Cursor Integration Guide
Give Cursor persistent memory across sessions using Engram.
Setup
1. Get an API Key
Sign up at getengram.app .
2. Add the MCP Server
Option A: Cursor Settings UI
- Open Cursor Settings (
Cmd+,/Ctrl+,) - Navigate to MCP (or search “MCP”)
- Click Add new MCP server
- Enter:
- Name:
engram - Type:
http - URL:
https://mcp.getengram.app/mcp - Headers:
Authorization: Bearer engram_sk_live_your_key_here
- Name:
Option B: Project config file
Create .cursor/mcp.json in your project root:
{
"mcpServers": {
"engram": {
"type": "http",
"url": "https://mcp.getengram.app/mcp",
"headers": {
"Authorization": "Bearer engram_sk_live_your_key_here"
}
}
}
}3. Verify
Open Cursor’s agent mode (Composer with Agent) and ask it to search Engram.
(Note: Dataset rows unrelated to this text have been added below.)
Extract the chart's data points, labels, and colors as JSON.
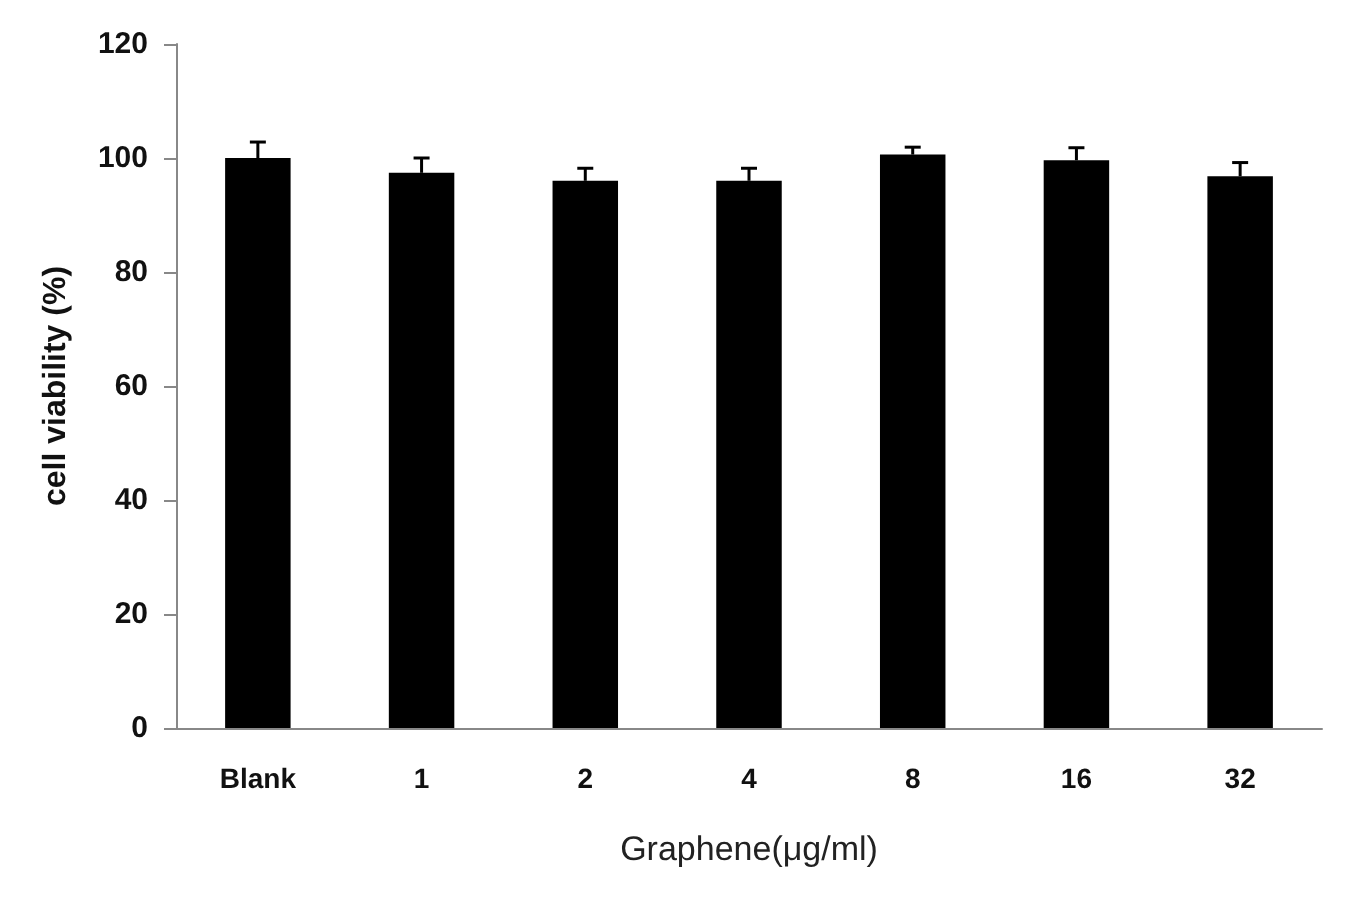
{
  "chart_data": {
    "type": "bar",
    "xlabel": "Graphene(μg/ml)",
    "ylabel": "cell viability (%)",
    "categories": [
      "Blank",
      "1",
      "2",
      "4",
      "8",
      "16",
      "32"
    ],
    "values": [
      100,
      97.4,
      96,
      96,
      100.6,
      99.6,
      96.8
    ],
    "errors": [
      2.8,
      2.6,
      2.2,
      2.2,
      1.3,
      2.2,
      2.4
    ],
    "color": "#000000",
    "ylim": [
      0,
      120
    ],
    "yticks": [
      0,
      20,
      40,
      60,
      80,
      100,
      120
    ],
    "grid": false
  }
}
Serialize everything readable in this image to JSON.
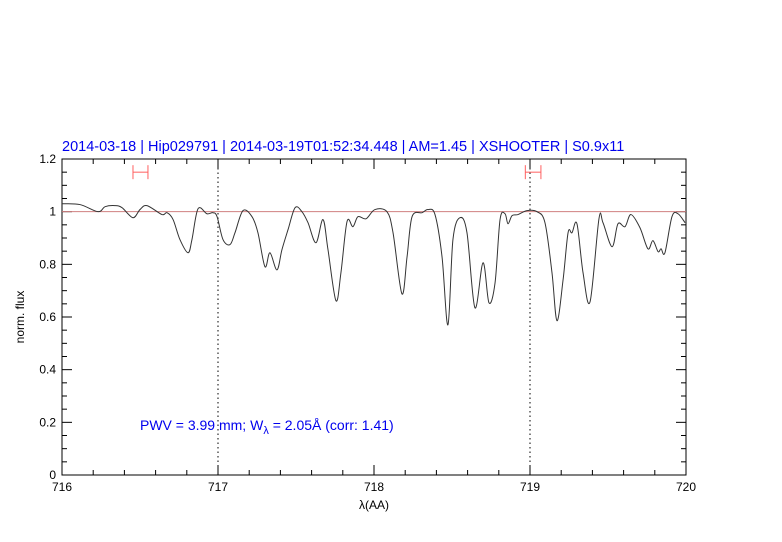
{
  "chart_data": {
    "type": "line",
    "title": "2014-03-18 | Hip029791 | 2014-03-19T01:52:34.448 | AM=1.45 | XSHOOTER | S0.9x11",
    "xlabel": "λ(AA)",
    "ylabel": "norm. flux",
    "xlim": [
      716,
      720
    ],
    "ylim": [
      0,
      1.2
    ],
    "xticks": [
      716,
      717,
      718,
      719,
      720
    ],
    "xtick_labels": [
      "716",
      "717",
      "718",
      "719",
      "720"
    ],
    "yticks": [
      0,
      0.2,
      0.4,
      0.6,
      0.8,
      1,
      1.2
    ],
    "ytick_labels": [
      "0",
      "0.2",
      "0.4",
      "0.6",
      "0.8",
      "1",
      "1.2"
    ],
    "grid": false,
    "reference_line_y": 1.0,
    "dotted_vlines_x": [
      717,
      719
    ],
    "error_bars": [
      {
        "x_center": 716.5,
        "x_min": 716.455,
        "x_max": 716.551,
        "y": 1.15
      },
      {
        "x_center": 719.02,
        "x_min": 718.97,
        "x_max": 719.07,
        "y": 1.15
      }
    ],
    "annotation": {
      "pre": "PWV = 3.99 mm; W",
      "sub": "λ",
      "post": " = 2.05Å (corr: 1.41)",
      "x": 716.5,
      "y": 0.19
    },
    "colors": {
      "line": "#333333",
      "reference": "#d08080",
      "error_bar": "#ff6060",
      "text": "#0000ee"
    },
    "series": [
      {
        "x": [
          716.0,
          716.115,
          716.231,
          716.276,
          716.34,
          716.385,
          716.455,
          716.5,
          716.545,
          716.641,
          716.673,
          716.712,
          716.756,
          716.808,
          716.833,
          716.872,
          716.929,
          716.968,
          716.994,
          717.032,
          717.077,
          717.109,
          717.16,
          717.218,
          717.256,
          717.301,
          717.333,
          717.378,
          717.41,
          717.449,
          717.494,
          717.538,
          717.577,
          717.628,
          717.673,
          717.705,
          717.756,
          717.788,
          717.827,
          717.865,
          717.897,
          717.949,
          718.006,
          718.083,
          718.122,
          718.179,
          718.212,
          718.244,
          718.308,
          718.346,
          718.391,
          718.436,
          718.474,
          718.506,
          718.551,
          718.596,
          718.647,
          718.699,
          718.737,
          718.776,
          718.808,
          718.84,
          718.859,
          718.885,
          718.923,
          718.981,
          719.045,
          719.096,
          719.141,
          719.173,
          719.212,
          719.244,
          719.269,
          719.301,
          719.34,
          719.385,
          719.442,
          719.468,
          719.526,
          719.564,
          719.609,
          719.647,
          719.705,
          719.756,
          719.788,
          719.821,
          719.84,
          719.865,
          719.91,
          719.949,
          719.994
        ],
        "y": [
          1.03,
          1.027,
          1.0,
          1.019,
          1.023,
          1.015,
          0.977,
          1.008,
          1.023,
          0.989,
          0.996,
          0.97,
          0.894,
          0.844,
          0.894,
          1.011,
          0.992,
          0.996,
          0.981,
          0.894,
          0.875,
          0.92,
          1.004,
          0.981,
          0.92,
          0.791,
          0.844,
          0.779,
          0.856,
          0.932,
          1.015,
          1.0,
          0.958,
          0.882,
          0.97,
          0.856,
          0.662,
          0.768,
          0.962,
          0.943,
          0.981,
          0.973,
          1.008,
          1.0,
          0.92,
          0.688,
          0.829,
          0.981,
          0.996,
          1.008,
          0.989,
          0.829,
          0.57,
          0.894,
          0.977,
          0.92,
          0.635,
          0.806,
          0.654,
          0.73,
          0.97,
          0.992,
          0.954,
          0.985,
          0.989,
          1.004,
          1.0,
          0.958,
          0.768,
          0.586,
          0.741,
          0.92,
          0.92,
          0.954,
          0.768,
          0.658,
          0.973,
          0.958,
          0.867,
          0.954,
          0.943,
          0.989,
          0.939,
          0.859,
          0.89,
          0.848,
          0.859,
          0.844,
          0.981,
          0.992,
          0.958
        ]
      }
    ]
  }
}
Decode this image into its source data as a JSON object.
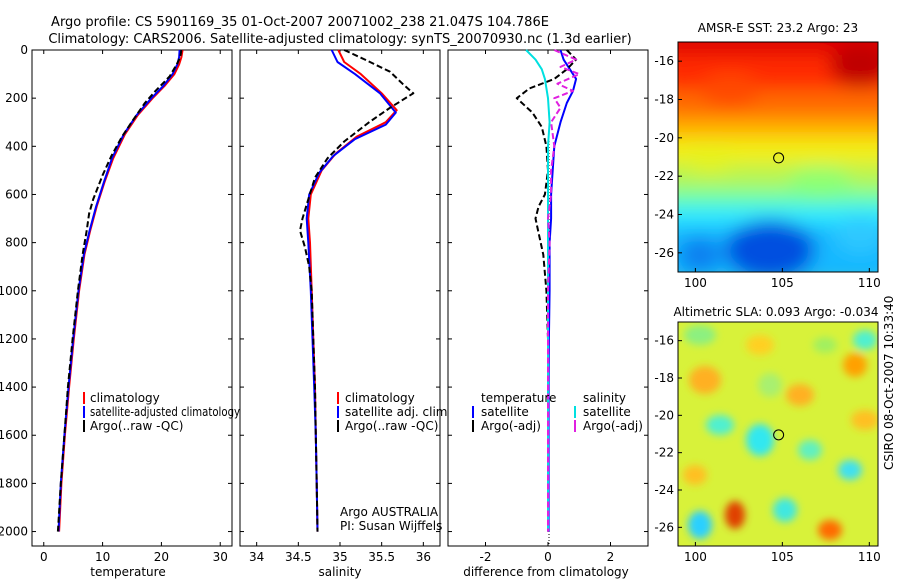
{
  "header": {
    "line1": "Argo profile: CS 5901169_35 01-Oct-2007 20071002_238 21.047S 104.786E",
    "line2": "Climatology: CARS2006. Satellite-adjusted climatology: synTS_20070930.nc (1.3d earlier)"
  },
  "side_stamp": "CSIRO 08-Oct-2007 10:33:40",
  "colors": {
    "red": "#ff0000",
    "blue": "#0000ff",
    "black": "#000000",
    "cyan": "#00e0e0",
    "magenta": "#e020e0"
  },
  "chart_data": [
    {
      "id": "temperature",
      "type": "line",
      "xlabel": "temperature",
      "xlim": [
        -2,
        32
      ],
      "ylim": [
        2060,
        0
      ],
      "xticks": [
        0,
        10,
        20,
        30
      ],
      "yticks": [
        0,
        200,
        400,
        600,
        800,
        1000,
        1200,
        1400,
        1600,
        1800,
        2000
      ],
      "legend": [
        "climatology",
        "satellite-adjusted climatology",
        "Argo(..raw -QC)"
      ],
      "series": [
        {
          "name": "climatology",
          "color": "red",
          "points": [
            [
              23.6,
              0
            ],
            [
              23.4,
              30
            ],
            [
              23.0,
              60
            ],
            [
              22.2,
              100
            ],
            [
              20.5,
              150
            ],
            [
              18.5,
              200
            ],
            [
              16.0,
              270
            ],
            [
              13.8,
              350
            ],
            [
              11.8,
              450
            ],
            [
              10.3,
              550
            ],
            [
              9.0,
              650
            ],
            [
              7.9,
              750
            ],
            [
              6.9,
              850
            ],
            [
              6.0,
              1000
            ],
            [
              5.1,
              1200
            ],
            [
              4.3,
              1400
            ],
            [
              3.6,
              1600
            ],
            [
              3.0,
              1800
            ],
            [
              2.6,
              2000
            ]
          ]
        },
        {
          "name": "satellite-adjusted climatology",
          "color": "blue",
          "points": [
            [
              23.1,
              0
            ],
            [
              23.0,
              30
            ],
            [
              22.7,
              60
            ],
            [
              21.9,
              100
            ],
            [
              20.3,
              150
            ],
            [
              18.3,
              200
            ],
            [
              15.8,
              270
            ],
            [
              13.6,
              350
            ],
            [
              11.6,
              450
            ],
            [
              10.2,
              550
            ],
            [
              8.9,
              650
            ],
            [
              7.8,
              750
            ],
            [
              6.8,
              850
            ],
            [
              5.9,
              1000
            ],
            [
              5.0,
              1200
            ],
            [
              4.2,
              1400
            ],
            [
              3.5,
              1600
            ],
            [
              2.9,
              1800
            ],
            [
              2.5,
              2000
            ]
          ]
        },
        {
          "name": "Argo(..raw -QC)",
          "color": "black",
          "dashed": true,
          "points": [
            [
              23.4,
              0
            ],
            [
              23.2,
              30
            ],
            [
              22.6,
              60
            ],
            [
              21.4,
              110
            ],
            [
              19.0,
              170
            ],
            [
              17.2,
              220
            ],
            [
              15.2,
              290
            ],
            [
              13.3,
              360
            ],
            [
              11.5,
              440
            ],
            [
              10.0,
              520
            ],
            [
              8.4,
              620
            ],
            [
              7.7,
              680
            ],
            [
              7.3,
              750
            ],
            [
              6.6,
              850
            ],
            [
              5.8,
              1000
            ],
            [
              4.9,
              1200
            ],
            [
              4.1,
              1400
            ],
            [
              3.5,
              1600
            ],
            [
              2.9,
              1800
            ],
            [
              2.4,
              2000
            ]
          ]
        }
      ]
    },
    {
      "id": "salinity",
      "type": "line",
      "xlabel": "salinity",
      "xlim": [
        33.8,
        36.2
      ],
      "ylim": [
        2060,
        0
      ],
      "xticks": [
        34,
        34.5,
        35,
        35.5,
        36
      ],
      "legend": [
        "climatology",
        "satellite adj. clim.",
        "Argo(..raw -QC)"
      ],
      "notes": [
        "Argo AUSTRALIA",
        "PI: Susan Wijffels"
      ],
      "series": [
        {
          "name": "climatology",
          "color": "red",
          "points": [
            [
              34.98,
              0
            ],
            [
              35.05,
              50
            ],
            [
              35.25,
              100
            ],
            [
              35.5,
              180
            ],
            [
              35.68,
              250
            ],
            [
              35.55,
              300
            ],
            [
              35.2,
              360
            ],
            [
              34.95,
              430
            ],
            [
              34.78,
              500
            ],
            [
              34.65,
              600
            ],
            [
              34.62,
              700
            ],
            [
              34.64,
              800
            ],
            [
              34.66,
              1000
            ],
            [
              34.68,
              1200
            ],
            [
              34.7,
              1400
            ],
            [
              34.71,
              1600
            ],
            [
              34.72,
              1800
            ],
            [
              34.73,
              2000
            ]
          ]
        },
        {
          "name": "satellite adj. clim.",
          "color": "blue",
          "points": [
            [
              34.9,
              0
            ],
            [
              34.97,
              50
            ],
            [
              35.18,
              100
            ],
            [
              35.48,
              180
            ],
            [
              35.67,
              260
            ],
            [
              35.55,
              310
            ],
            [
              35.18,
              370
            ],
            [
              34.92,
              440
            ],
            [
              34.75,
              510
            ],
            [
              34.63,
              600
            ],
            [
              34.6,
              700
            ],
            [
              34.62,
              800
            ],
            [
              34.65,
              1000
            ],
            [
              34.67,
              1200
            ],
            [
              34.69,
              1400
            ],
            [
              34.71,
              1600
            ],
            [
              34.72,
              1800
            ],
            [
              34.73,
              2000
            ]
          ]
        },
        {
          "name": "Argo(..raw -QC)",
          "color": "black",
          "dashed": true,
          "points": [
            [
              35.05,
              0
            ],
            [
              35.3,
              40
            ],
            [
              35.6,
              90
            ],
            [
              35.75,
              140
            ],
            [
              35.88,
              180
            ],
            [
              35.6,
              240
            ],
            [
              35.35,
              300
            ],
            [
              35.05,
              380
            ],
            [
              34.85,
              450
            ],
            [
              34.7,
              530
            ],
            [
              34.62,
              620
            ],
            [
              34.55,
              700
            ],
            [
              34.52,
              750
            ],
            [
              34.58,
              820
            ],
            [
              34.63,
              900
            ],
            [
              34.66,
              1000
            ],
            [
              34.68,
              1200
            ],
            [
              34.7,
              1400
            ],
            [
              34.71,
              1600
            ],
            [
              34.72,
              1800
            ],
            [
              34.73,
              2000
            ]
          ]
        }
      ]
    },
    {
      "id": "difference",
      "type": "line",
      "xlabel": "difference from climatology",
      "xlim": [
        -3.2,
        3.2
      ],
      "ylim": [
        2060,
        0
      ],
      "xticks": [
        -2,
        0,
        2
      ],
      "legend_temperature": {
        "title": "temperature",
        "items": [
          "satellite",
          "Argo(-adj)"
        ]
      },
      "legend_salinity": {
        "title": "salinity",
        "items": [
          "satellite",
          "Argo(-adj)"
        ]
      },
      "series": [
        {
          "name": "temperature satellite",
          "color": "blue",
          "points": [
            [
              0.4,
              0
            ],
            [
              0.5,
              40
            ],
            [
              0.7,
              80
            ],
            [
              0.9,
              120
            ],
            [
              0.8,
              170
            ],
            [
              0.6,
              220
            ],
            [
              0.4,
              300
            ],
            [
              0.2,
              400
            ],
            [
              0.15,
              500
            ],
            [
              0.1,
              600
            ],
            [
              0.1,
              700
            ],
            [
              0.05,
              800
            ],
            [
              0.05,
              1000
            ],
            [
              0.03,
              1200
            ],
            [
              0.02,
              1400
            ],
            [
              0.02,
              1600
            ],
            [
              0.02,
              1800
            ],
            [
              0.02,
              2000
            ]
          ]
        },
        {
          "name": "temperature Argo(-adj)",
          "color": "black",
          "dashed": true,
          "points": [
            [
              0.6,
              0
            ],
            [
              0.9,
              40
            ],
            [
              0.6,
              80
            ],
            [
              0.2,
              120
            ],
            [
              -0.6,
              160
            ],
            [
              -1.0,
              200
            ],
            [
              -0.5,
              260
            ],
            [
              -0.2,
              320
            ],
            [
              -0.05,
              400
            ],
            [
              0.0,
              500
            ],
            [
              -0.1,
              600
            ],
            [
              -0.3,
              650
            ],
            [
              -0.4,
              700
            ],
            [
              -0.3,
              760
            ],
            [
              -0.15,
              850
            ],
            [
              -0.05,
              1000
            ],
            [
              0.0,
              1200
            ],
            [
              0.0,
              1400
            ],
            [
              0.0,
              1600
            ],
            [
              0.0,
              1800
            ],
            [
              0.0,
              2000
            ]
          ]
        },
        {
          "name": "salinity satellite",
          "color": "cyan",
          "points": [
            [
              -0.7,
              0
            ],
            [
              -0.4,
              40
            ],
            [
              -0.2,
              80
            ],
            [
              -0.1,
              120
            ],
            [
              0.0,
              200
            ],
            [
              0.05,
              300
            ],
            [
              0.0,
              400
            ],
            [
              0.0,
              600
            ],
            [
              0.0,
              800
            ],
            [
              0.0,
              1000
            ],
            [
              0.0,
              1200
            ],
            [
              0.0,
              1400
            ],
            [
              0.0,
              1600
            ],
            [
              0.0,
              1800
            ],
            [
              0.0,
              2000
            ]
          ]
        },
        {
          "name": "salinity Argo(-adj)",
          "color": "magenta",
          "dashed": true,
          "points": [
            [
              0.2,
              0
            ],
            [
              0.9,
              40
            ],
            [
              0.4,
              70
            ],
            [
              1.0,
              100
            ],
            [
              0.3,
              140
            ],
            [
              0.8,
              170
            ],
            [
              0.2,
              200
            ],
            [
              0.4,
              240
            ],
            [
              0.1,
              300
            ],
            [
              0.2,
              400
            ],
            [
              0.1,
              500
            ],
            [
              0.1,
              600
            ],
            [
              0.0,
              700
            ],
            [
              0.05,
              800
            ],
            [
              0.0,
              1000
            ],
            [
              0.0,
              1200
            ],
            [
              0.0,
              1400
            ],
            [
              0.0,
              1600
            ],
            [
              0.0,
              1800
            ],
            [
              0.0,
              2000
            ]
          ]
        }
      ]
    },
    {
      "id": "sst_map",
      "type": "heatmap",
      "title": "AMSR-E SST: 23.2 Argo: 23",
      "xlim": [
        99,
        110.5
      ],
      "ylim": [
        -27,
        -15
      ],
      "xticks": [
        100,
        105,
        110
      ],
      "yticks": [
        -16,
        -18,
        -20,
        -22,
        -24,
        -26
      ],
      "argo_position": [
        104.786,
        -21.047
      ]
    },
    {
      "id": "sla_map",
      "type": "heatmap",
      "title": "Altimetric SLA: 0.093 Argo: -0.034",
      "xlim": [
        99,
        110.5
      ],
      "ylim": [
        -27,
        -15
      ],
      "xticks": [
        100,
        105,
        110
      ],
      "yticks": [
        -16,
        -18,
        -20,
        -22,
        -24,
        -26
      ],
      "argo_position": [
        104.786,
        -21.047
      ]
    }
  ]
}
If it can call the search tool, you’re connected.
Automatic Memory
Cursor uses .cursorrules (or .cursor/rules) for project-level instructions that are loaded into every agent session.
Add Memory Instructions to .cursorrules
Create .cursorrules in your project root:
## Engram Memory
You have access to Engram memory tools via MCP. Use them automatically.
### On session start
Search Engram for context relevant to the current task:
search
query: "<summary of what the user is asking about>"
limit: 5
Include relevant results in your working context.
### During the session
Store important context:
create_conversation
title: "<concise description>"
agent_id: "cursor"
tags: ["<project-name>", "<topic>"]
append_messages
conversation_id: "<id>"
messages:
- role: "user"
content: "<what the user asked>"
- role: "assistant"
content: "<what you did and why>"
### What to store
- Decisions and their reasoning
- Bug investigations and resolutions
- User preferences and coding style
- Architecture discussions
### What NOT to store
- Routine code generation
- File reads and searches
- Information already in gitExample: Memory in Action
Session 1:
You: We need to add rate limiting to the API. Use a sliding window
algorithm with Redis, not the token bucket approach.
Cursor: [searches Engram — no prior context for this]
Cursor: I'll implement sliding window rate limiting with Redis...
Cursor: [stores in Engram:
title: "Rate limiting: sliding window with Redis"
tags: ["api", "rate-limiting", "architecture"]
messages: decision to use sliding window over token bucket, Redis as backend]Session 2 (next week):
You: Add rate limiting to the new /upload endpoint.
Cursor: [searches Engram → finds rate limiting decision]
Cursor: I'll add sliding window rate limiting using Redis, consistent
with the approach we chose for the other API endpoints.
Implementing now...Agent Mode vs. Chat Mode
Engram works best with Agent mode (Composer with Agent enabled), where Cursor can autonomously call MCP tools. In regular Chat mode, Cursor may not call MCP tools automatically.
To use Agent mode:
- Open Composer (
Cmd+I/Ctrl+I) - Ensure “Agent” is selected (not “Chat” or “Edit”)
- The agent can now call Engram tools automatically
Tips
- Agent mode is required for automatic MCP tool usage. Chat mode won’t trigger auto-memory.
- Use
.cursor/mcp.jsonfor per-project setup. This keeps the MCP config in the repo so your team shares it. - Commit
.cursorrulesso everyone on the team gets auto-memory behavior. - Combine with Claude Code. Same API key = shared memory. Debug in Cursor, recall context in Claude Code.